Radiat Oncol 2014-07-08
Upfront stereotactic radiosurgery in patients with brain metastases from small cell lung cancer: retrospective analysis of 41 patients.   
Although the efficacy of prophylactic or therapeutic whole brain radiotherapy (WBRT) for brain metastases (BM) from small cell lung cancer (SCLC) is well established, the role of stereotactic radiosurgery (SRS) has yet to be determined. In the present retrospective analysis, we investigated whether upfront SRS might be an effective treatment option for patients with BM from SCLC.
We analyzed 41 consecutive patients with a limited number of BM (≤ 10) from SCLC who received SRS as the initial treatment. No prophylactic and therapeutic WBRT was given prior to SRS. The median patient age was 69 years and the median Karnofsky performance status (KPS) score was 90. Repeat SRS was given for new distant lesions detected on follow-up neuroradiological imaging, as necessary. Overall survival, neurological death, and local and distant BM recurrence rates were analyzed. The survival results were tested with three prognostic scoring systems validated for SCLC: Diagnosis-specific graded prognostic assessment (DS-GPA), Radiation therapy oncology group -recursive partitioning analysis and Rades's survival score.

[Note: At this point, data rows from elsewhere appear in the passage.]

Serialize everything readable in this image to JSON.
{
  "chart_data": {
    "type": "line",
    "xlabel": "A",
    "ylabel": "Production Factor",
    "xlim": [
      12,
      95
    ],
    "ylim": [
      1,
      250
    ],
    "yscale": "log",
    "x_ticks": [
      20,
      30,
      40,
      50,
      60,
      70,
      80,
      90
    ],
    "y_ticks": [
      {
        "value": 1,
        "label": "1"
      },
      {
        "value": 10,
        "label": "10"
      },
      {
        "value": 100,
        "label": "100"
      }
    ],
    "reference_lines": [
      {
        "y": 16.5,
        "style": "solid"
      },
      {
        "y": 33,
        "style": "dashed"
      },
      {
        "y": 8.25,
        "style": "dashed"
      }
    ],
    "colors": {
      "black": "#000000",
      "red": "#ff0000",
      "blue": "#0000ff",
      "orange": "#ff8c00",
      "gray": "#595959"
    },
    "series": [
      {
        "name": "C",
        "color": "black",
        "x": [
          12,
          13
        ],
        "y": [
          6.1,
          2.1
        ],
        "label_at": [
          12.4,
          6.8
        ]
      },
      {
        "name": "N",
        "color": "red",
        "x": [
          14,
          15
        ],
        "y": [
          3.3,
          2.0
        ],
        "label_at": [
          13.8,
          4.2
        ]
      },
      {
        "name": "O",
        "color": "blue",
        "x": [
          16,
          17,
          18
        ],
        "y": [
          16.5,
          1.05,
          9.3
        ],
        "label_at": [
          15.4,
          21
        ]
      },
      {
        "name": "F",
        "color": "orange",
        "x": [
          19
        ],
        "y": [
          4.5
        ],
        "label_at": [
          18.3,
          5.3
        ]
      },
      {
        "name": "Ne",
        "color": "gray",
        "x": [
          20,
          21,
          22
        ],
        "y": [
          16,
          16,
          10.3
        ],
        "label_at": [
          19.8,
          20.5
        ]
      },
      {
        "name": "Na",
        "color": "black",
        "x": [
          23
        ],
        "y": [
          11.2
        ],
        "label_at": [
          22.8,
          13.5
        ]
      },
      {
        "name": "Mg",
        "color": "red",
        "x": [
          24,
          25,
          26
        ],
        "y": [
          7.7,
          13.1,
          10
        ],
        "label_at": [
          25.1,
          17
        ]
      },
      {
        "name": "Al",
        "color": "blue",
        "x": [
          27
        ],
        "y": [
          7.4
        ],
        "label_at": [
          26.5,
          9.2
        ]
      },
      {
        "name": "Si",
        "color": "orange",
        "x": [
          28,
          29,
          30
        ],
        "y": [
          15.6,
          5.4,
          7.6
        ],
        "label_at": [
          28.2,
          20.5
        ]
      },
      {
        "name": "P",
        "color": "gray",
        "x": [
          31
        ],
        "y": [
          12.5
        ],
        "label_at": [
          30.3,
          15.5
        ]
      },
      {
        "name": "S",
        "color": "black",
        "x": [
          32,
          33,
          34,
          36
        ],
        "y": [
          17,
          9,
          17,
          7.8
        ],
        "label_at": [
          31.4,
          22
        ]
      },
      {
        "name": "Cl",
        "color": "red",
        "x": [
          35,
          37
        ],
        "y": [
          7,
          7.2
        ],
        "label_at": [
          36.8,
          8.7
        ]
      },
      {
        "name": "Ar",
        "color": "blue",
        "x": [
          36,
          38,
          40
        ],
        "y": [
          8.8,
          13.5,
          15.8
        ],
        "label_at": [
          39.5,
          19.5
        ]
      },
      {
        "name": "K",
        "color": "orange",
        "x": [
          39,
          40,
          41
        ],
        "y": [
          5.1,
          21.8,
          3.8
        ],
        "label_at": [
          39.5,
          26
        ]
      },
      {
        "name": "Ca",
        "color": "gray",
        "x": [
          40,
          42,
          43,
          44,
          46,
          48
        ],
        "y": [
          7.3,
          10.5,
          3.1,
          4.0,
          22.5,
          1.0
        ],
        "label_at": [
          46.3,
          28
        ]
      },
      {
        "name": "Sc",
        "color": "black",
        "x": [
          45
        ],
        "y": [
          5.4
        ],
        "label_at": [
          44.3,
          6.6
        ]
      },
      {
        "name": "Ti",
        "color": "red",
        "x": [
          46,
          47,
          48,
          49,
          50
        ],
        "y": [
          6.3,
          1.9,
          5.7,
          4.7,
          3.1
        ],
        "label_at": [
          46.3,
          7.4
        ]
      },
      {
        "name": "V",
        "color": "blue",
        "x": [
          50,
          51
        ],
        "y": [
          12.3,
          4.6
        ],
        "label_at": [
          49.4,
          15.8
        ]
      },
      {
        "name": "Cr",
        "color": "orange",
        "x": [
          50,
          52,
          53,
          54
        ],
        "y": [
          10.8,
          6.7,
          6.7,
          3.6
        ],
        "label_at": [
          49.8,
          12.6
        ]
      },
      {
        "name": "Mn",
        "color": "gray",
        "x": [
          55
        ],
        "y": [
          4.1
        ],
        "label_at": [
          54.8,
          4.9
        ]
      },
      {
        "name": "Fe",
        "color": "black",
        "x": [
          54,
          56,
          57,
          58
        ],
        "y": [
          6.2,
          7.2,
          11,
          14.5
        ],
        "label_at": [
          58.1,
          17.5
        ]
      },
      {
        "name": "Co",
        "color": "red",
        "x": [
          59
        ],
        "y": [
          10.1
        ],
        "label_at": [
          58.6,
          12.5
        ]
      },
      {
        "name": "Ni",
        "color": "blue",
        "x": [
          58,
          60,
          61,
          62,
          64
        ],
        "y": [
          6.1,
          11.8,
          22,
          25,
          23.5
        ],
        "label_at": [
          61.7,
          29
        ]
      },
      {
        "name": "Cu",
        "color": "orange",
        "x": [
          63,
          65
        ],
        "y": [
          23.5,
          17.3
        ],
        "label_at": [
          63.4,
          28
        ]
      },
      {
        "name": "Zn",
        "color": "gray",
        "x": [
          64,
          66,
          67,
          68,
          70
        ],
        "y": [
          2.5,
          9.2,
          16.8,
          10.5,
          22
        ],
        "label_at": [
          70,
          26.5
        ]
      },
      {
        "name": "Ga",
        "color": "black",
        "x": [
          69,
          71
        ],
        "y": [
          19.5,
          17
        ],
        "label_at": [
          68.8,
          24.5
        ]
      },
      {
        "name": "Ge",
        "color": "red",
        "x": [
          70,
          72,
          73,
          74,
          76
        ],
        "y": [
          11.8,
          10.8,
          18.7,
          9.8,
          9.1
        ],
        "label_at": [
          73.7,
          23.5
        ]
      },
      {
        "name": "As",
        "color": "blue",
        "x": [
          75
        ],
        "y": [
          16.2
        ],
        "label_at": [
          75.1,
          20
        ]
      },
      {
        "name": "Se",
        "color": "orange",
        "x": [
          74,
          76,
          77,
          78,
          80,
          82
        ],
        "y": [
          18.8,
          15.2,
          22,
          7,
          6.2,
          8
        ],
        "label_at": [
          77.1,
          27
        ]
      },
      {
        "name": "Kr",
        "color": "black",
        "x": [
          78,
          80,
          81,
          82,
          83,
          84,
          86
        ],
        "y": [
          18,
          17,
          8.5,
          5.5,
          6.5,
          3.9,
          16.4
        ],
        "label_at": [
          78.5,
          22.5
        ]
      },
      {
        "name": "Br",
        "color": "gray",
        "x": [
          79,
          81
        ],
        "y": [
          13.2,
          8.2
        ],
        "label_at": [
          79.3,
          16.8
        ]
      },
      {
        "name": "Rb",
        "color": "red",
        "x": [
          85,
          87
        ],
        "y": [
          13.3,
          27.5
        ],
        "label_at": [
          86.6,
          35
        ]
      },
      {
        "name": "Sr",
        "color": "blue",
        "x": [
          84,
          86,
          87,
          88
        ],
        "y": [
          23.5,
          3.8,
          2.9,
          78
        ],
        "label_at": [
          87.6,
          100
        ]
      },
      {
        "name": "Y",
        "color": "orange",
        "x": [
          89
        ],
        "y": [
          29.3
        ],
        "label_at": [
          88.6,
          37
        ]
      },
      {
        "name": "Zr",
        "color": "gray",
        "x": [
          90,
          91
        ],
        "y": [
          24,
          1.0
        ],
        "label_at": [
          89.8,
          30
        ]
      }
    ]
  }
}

One- and 2-year overall survival rates were 44% and 17%, respectively. The median survival time was 8.1 months. Survival results replicated the DS-GPA (P = 0.022) and Rades's survival score (P = 0.034). On multivariate analysis, patients with high KPS (hazard ratio (HR): 0.308, P = 0.009) and post-SRS chemotherapy (HR: 0.324, P = 0.016) had better overall survival. In total, 95/121 tumors (79%) in 34 patients (83%) with sufficient radiological follow-up data were evaluated. Six- and 12-month rates of local control failure were 0% and 14%, respectively. Six- and 12-month distant BM rates were 22% and 44%, respectively. Repeat SRS, salvage WBRT and microsurgery were subsequently required in 18, 7 and one patient, respectively. Symptomatic radiation injury developed in two patients and both were treated conservatively.
Our survival analyses with the validated prognostic grading systems suggested upfront SRS for limited BM from SCLC to be a potential treatment option, with patient survival being slightly more than eight months after SRS. Although SRS provided durable local tumor control, repeat treatment was needed in nearly half of patients to achieve control of distant BM.